I was born in the century of the death of the rose
when the motor had already driven out the angels.
Quito watched as the last stagecoach rolled away,
and at its passing trees ran by in perfect order,
and also hedges and houses of new parishes,
at the threshold of the countryside
where cows were slowly chewing silence
as wind spurred on its swift horses.
My mother, clothed in the setting sun,
stored her youth deep in a guitar
and only on certain evenings would she show it to her children,
wrapped in music, light, and words.
I loved the hydrography of rain,
yellow fleas on apple trees,
and toads that rang two or three times
their thick wooden bells.
The great sail of the air manoeuvred endlessly.
The cordillera was a shore of the sky.
A storm came, and as drums rolled
its drenched regiments charged;
but then the sun’s golden patrols
restored translucent peace to the fields.

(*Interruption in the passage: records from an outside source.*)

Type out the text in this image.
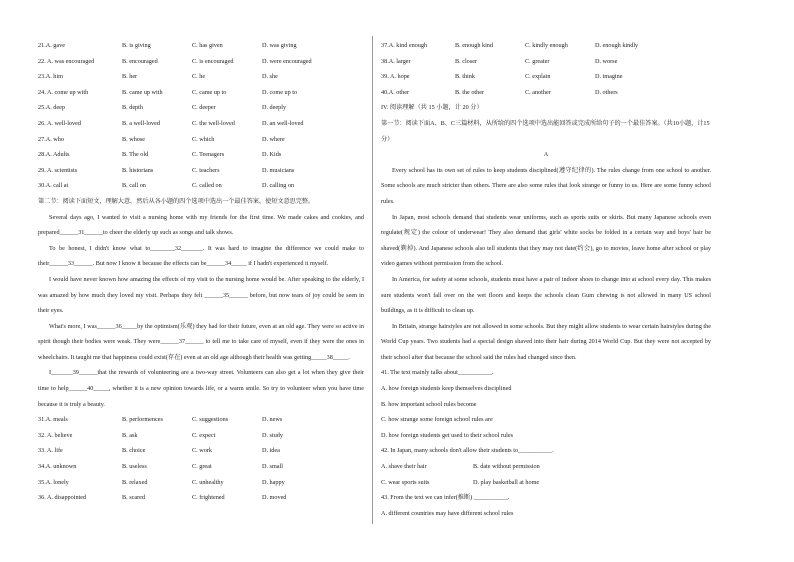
21.A. gave	B. is giving	C. has given	D. was giving
22. A. was encouraged	B. encouraged	C. is encouraged	D. were encouraged
23.A. him	B. her	C. he	D. she
24. A. come up with	B. came up with	C. came up to	D. come up to
25.A. deep	B. depth	C. deeper	D. deeply
26. A. well-loved	B. a well-loved	C. the well-loved	D. an well-loved
27.A. who	B. whose	C. which	D. where
28.A. Adults	B. The old	C. Teenagers	D. Kids
29. A. scientists	B. historians	C. teachers	D. musicians
30.A. call at	B. call on	C. called on	D. calling on

第二节：阅读下面短文，理解大意，然后从各小题的四个选项中选出一个最佳答案，使短文意思完整。

Several days ago, I wanted to visit a nursing home with my friends for the first time. We made cakes and cookies, and prepared______31______to cheer the elderly up such as songs and talk shows.

To be honest, I didn't know what to________32_______. It was hard to imagine the difference we could make to their______33______. But now I know it because the effects can be______34_____ if I hadn't experienced it myself.

I would have never known how amazing the effects of my visit to the nursing home would be. After speaking to the elderly, I was amazed by how much they loved my visit. Perhaps they felt ______35______ before, but now tears of joy could be seen in their eyes.

What's more, I was______36_____by the optimism(乐观) they had for their future, even at an old age. They were so active in spirit though their bodies were weak. They were______37______ to tell me to take care of myself, even if they were the ones in wheelchairs. It taught me that happiness could exist(存在) even at an old age although their health was getting_____38_____.

I_______39______that the rewards of volunteering are a two-way street. Volunteers can also get a lot when they give their time to help______40_____, whether it is a new opinion towards life, or a warm smile. So try to volunteer when you have time because it is truly a beauty.

31.A. meals	B. performences	C. suggestions	D. news
32. A. believe	B. ask	C. expect	D. study
33. A. life	B. choice	C. work	D. idea
34.A. unknown	B. useless	C. great	D. small
35.A. lonely	B. relaxed	C. unhealthy	D. happy
36. A. disappointed	B. scared	C. frightened	D. moved
37.A. kind enough	B. enough kind	C. kindly enough	D. enough kindly
38.A. larger	B. closer	C. greater	D. worse
39. A. hope	B. think	C. explain	D. imagine
40.A. other	B. the other	C. another	D. others

IV. 阅读理解（共 15 小题，计 20 分）

第一节：阅读下面A、B、C三篇材料，从所给的四个选项中选出能回答或完成所给句子的一个最佳答案。（共10小题，计15分）

A

Every school has its own set of rules to keep students disciplined(遵守纪律的). The rules change from one school to another. Some schools are much stricter than others. There are also some rules that look strange or funny to us. Here are some funny school rules.

In Japan, most schools demand that students wear uniforms, such as sports suits or skirts. But many Japanese schools even regulate(规定) the colour of underwear! They also demand that girls' white socks be folded in a certain way and boys' hair be shaved(剃掉). And Japanese schools also tell students that they may not date(约会), go to movies, leave home after school or play video games without permission from the school.

In America, for safety at some schools, students must have a pair of indoor shoes to change into at school every day. This makes sure students won't fall over on the wet floors and keeps the schools clean Gum chewing is not allowed in many US school buildings, as it is difficult to clean up.

In Britain, strange hairstyles are not allowed in some schools. But they might allow students to wear certain hairstyles during the World Cup years. Two students had a special design shaved into their hair during 2014 World Cup. But they were not accepted by their school after that because the school said the rules had changed since then.

41. The text mainly talks about___________.

A. how foreign students keep themselves disciplined

B. how important school rules become

C. how strange some foreign school rules are

D. how foreign students get used to their school rules

42. In Japan, many schools don't allow their students to___________.

A. shave their hair	B. date without permission
C. wear sports suits	D. play basketball at home

43. From the text we can infer(推断) ___________.

A. different countries may have different school rules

I watched men embrace barley,
horsemen sink into sky,
and laden wagons pulled by lowing oxen
travel down to the mango-fragrant coast.
There was a valley with farms
where dawn set off a trickle of roosters,
and to the west was a land where sugarcane
waved its peaceful banner, and cacao trees
stored in coffers their secret fortunes,
and the pineapple girded on its fragrant cuirass,
the nude banana its silken tunic.
It has all passed, in successive waves,
just as the useles ciphers of sea foam pass.
Entangled in seaweed, the years went by slowly
as memory became scarcely a water-lily,
its drowned face
looming up between two waters.
The guitar is only a coffin for songs
as the cock wit hits head wound laments.
And all the earth’s angels have emigrated,
even the dark brown angel of the cacao tree.